Under the distribution agreement, AT&T’s U-verse service will carry both programmers’ linear, HD, on-demand and digital-music-channel lineups on U-verse, which is now in commercial launch in San Antonio.
This marks the latest in a string of programming deals for U-verse, including pacts with NFL Network and Discovery Networks U.S. announced in the past week.
Financial terms of the MTVN and BET deal were not released, but it will supply U-verse with linear channels including Black Entertainment Television, BET J, BET Gospel, CMT, CMT Pure Country, Comedy Central, Logo, MTV, MTV2, MTV Hits, MTV Jams, MTV Español, Nickelodeon, Nick2, Nicktoons, Nick GAS, Noggin, The N, Spike TV, TV Land, VH1, VH1 Classic, VH1 Soul and VH Uno.
Also headed to U-verse are MTV’s recently launched HD channel, MHD; ethnic channels MTV Chi, MTV Desi and MTV K; and Urge, the programmer’s new digital-audio service.
In addition, on-demand content from MTVN and BET will be offered as part of U-verse’s Free On Demand service.

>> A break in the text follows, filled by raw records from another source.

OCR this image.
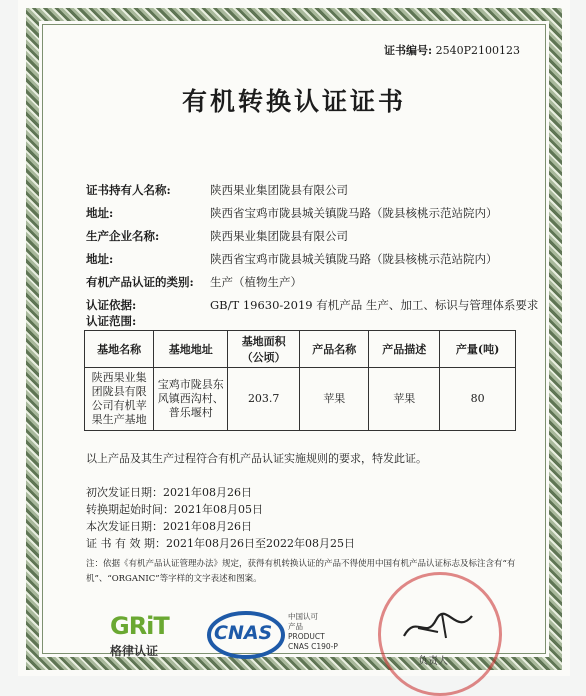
证书编号: 2540P2100123
有机转换认证证书
证书持有人名称:	陕西果业集团陇县有限公司
地址:	陕西省宝鸡市陇县城关镇陇马路（陇县核桃示范站院内）
生产企业名称:	陕西果业集团陇县有限公司
地址:	陕西省宝鸡市陇县城关镇陇马路（陇县核桃示范站院内）
有机产品认证的类别: 生产（植物生产）
认证依据:	GB/T 19630-2019 有机产品 生产、加工、标识与管理体系要求
认证范围:
基地名称	基地地址	基地面积（公顷）	产品名称	产品描述	产量(吨)
陕西果业集团陇县有限公司有机苹果生产基地	宝鸡市陇县东风镇西沟村、普乐堰村	203.7	苹果	苹果	80
以上产品及其生产过程符合有机产品认证实施规则的要求，特发此证。
初次发证日期：2021年08月26日
转换期起始时间：2021年08月05日
本次发证日期：2021年08月26日
证 书 有 效 期：2021年08月26日至2022年08月25日
注：依据《有机产品认证管理办法》规定，获得有机转换认证的产品不得使用中国有机产品认证标志及标注含有“有机”、“ORGANIC”等字样的文字表述和图案。
GRiT
格律认证
CNAS
中国认可
产品
PRODUCT
CNAS C190-P
负责人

Last week, MTVN also struck a deal with Cingular Wireless to provide broadband content to its wireless customers. AT&T has a 60% ownership stake in Cingular, so with that and the U-verse deal, MTVN has a content presence across AT&T’s consumer-service platforms.
“MTV Networks and BET Networks are dedicated to bringing our audiences the content they are passionate about,” MTVN president of affiliate sales and marketing Nicole Browning said. “As AT&T U-verse TV develops new platforms to provide an advanced and personalized entertainment experience for consumers, we are delighted to partner with them to deliver our strong brands and services and further diversify our customer footprint.”
Meanwhile, AT&T’s U-verse footprint is also set to expand, with plans to roll the service out to 20 additional markets by the end of the year. The regional Bell operating company’s goal is to reach 19 million homes by the end of 2008.